Few people want to consider the end of their lives. Unfortunately, being unprepared for the end of your life can result in real problems for your loved ones: assets being distributed differently than you would’ve wanted, costly days in probate court, or unexpected expenses for your family. A comprehensive estate plan can help prevent this big mess.
In general, it’s wise to have a plan for when the inevitable happens. However, it can be overwhelming to approach this if you haven’t previously put much thought into it. Even if you have, worrying about whether you’ve covered all of the important steps can be stressful.
Complete this Estate Planning Checklist to avoid these unpleasant outcomes:
A smart first step is to catalog all of your assets and liabilities. From financial accounts, credit cards, properties, valuable physical assets, and any other relevant information, the rest of these steps will be easier if you actually know what you have to distribute, and what types of expenses will need to be paid.
Draft a Living Will and a Last Will
Having a will is perhaps the most important part of an estate plan. There are several types of wills, but the most commonly used are living wills and last wills. A living will stipulates the type of medical care you would like to receive (or not receive) after you’re no longer able to communicate. A Last Will and Testament covers what you would like done with your assets upon your death. In other words, who gets what. These are both crucial parts of any estate plan.
Create a Trust
A trust essentially passes assets to a third party, which could be a financial institution or simply someone you entrust with the responsibility. A trust can be useful, but it’s not necessary for every person. If you feel it’s important to exert more control over your assets than a will allows for, a trust may be your best bet. For example, if you want to dictate a set amount of money to go to your children each year, a trust is the way to go. If your estate is valued at over $5.49 million (the current amount at which the estate tax is applied), setting up a trust early on can allow you to give money to your children each year, which chips away at the taxable size of your estate. Another perk of some trusts is that they avoid the lengthy and costly probate process.

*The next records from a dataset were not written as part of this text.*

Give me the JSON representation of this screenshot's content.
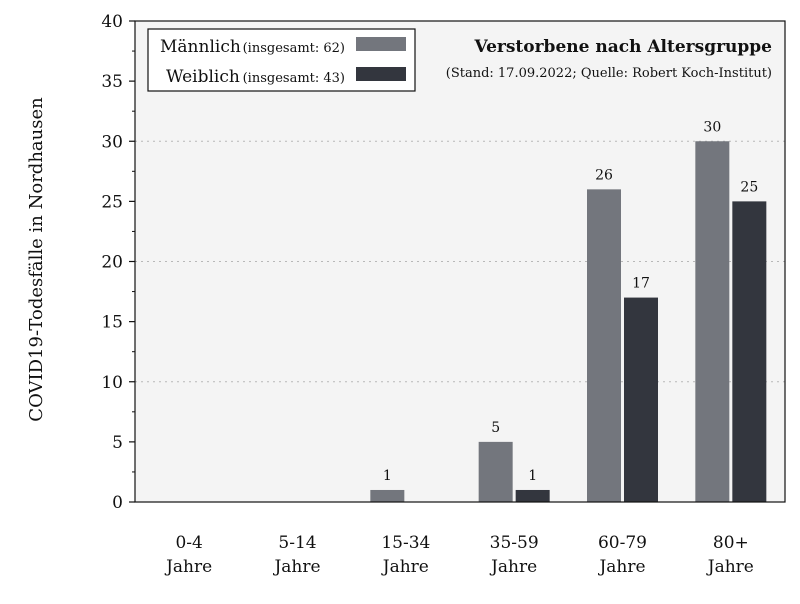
{
  "colors": {
    "male": "#73767d",
    "female": "#33363e",
    "plot_bg": "#f4f4f4",
    "grid": "#b8b8b8"
  },
  "chart_data": {
    "type": "bar",
    "title": "Verstorbene nach Altersgruppe",
    "subtitle": "(Stand: 17.09.2022; Quelle: Robert Koch-Institut)",
    "ylabel": "COVID19-Todesfälle in Nordhausen",
    "xlabel": "",
    "ylim": [
      0,
      40
    ],
    "yticks": [
      0,
      5,
      10,
      15,
      20,
      25,
      30,
      35,
      40
    ],
    "grid": "horizontal dotted",
    "legend_position": "top-left",
    "categories": [
      [
        "0-4",
        "Jahre"
      ],
      [
        "5-14",
        "Jahre"
      ],
      [
        "15-34",
        "Jahre"
      ],
      [
        "35-59",
        "Jahre"
      ],
      [
        "60-79",
        "Jahre"
      ],
      [
        "80+",
        "Jahre"
      ]
    ],
    "series": [
      {
        "name": "Männlich",
        "total_label": "(insgesamt: 62)",
        "color": "#73767d",
        "values": [
          0,
          0,
          1,
          5,
          26,
          30
        ]
      },
      {
        "name": "Weiblich",
        "total_label": "(insgesamt: 43)",
        "color": "#33363e",
        "values": [
          0,
          0,
          0,
          1,
          17,
          25
        ]
      }
    ]
  }
}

Authorize Power of Attorney
Power of attorney gives someone the authority to make financial decisions on your behalf. However, this power ceases the moment you die or become otherwise incapacitated, unless you have vested this person with durable power of attorney. It is wise to have a trusted person in place to take over control of monetary decisions in the event of your death.
Update Beneficiary Forms
These documents correspond to several different types of accounts, such as retirement plans, annuities, and life insurance plans. Without a beneficiary named for these accounts, a probate court will decide how the assets will be distributed. To avoid this mess, make sure any beneficiary forms are updated to ensure that funds are quickly transferred to those who need them.
Choose a Healthcare Proxy
Just as the person given power of attorney is put in charge of making financial decisions after you’re unable to, this trusted person will be tasked with making decisions regarding your medical treatment in the event that you are unable to advocate for yourself.
Take Care of Insurance
Making sure your insurance is in place to help your family is important. You don’t want to have them worrying about how to cover your funeral and burial expenses while they’re still grieving. Having a sufficient life insurance plan in place and a decision of what you’d like to be done with your body are important tasks to take care of before it’s too late.
These are all valuable steps toward preparing the future you desire for your loved ones. However, the exact documents and procedures needed can vary by state and circumstance.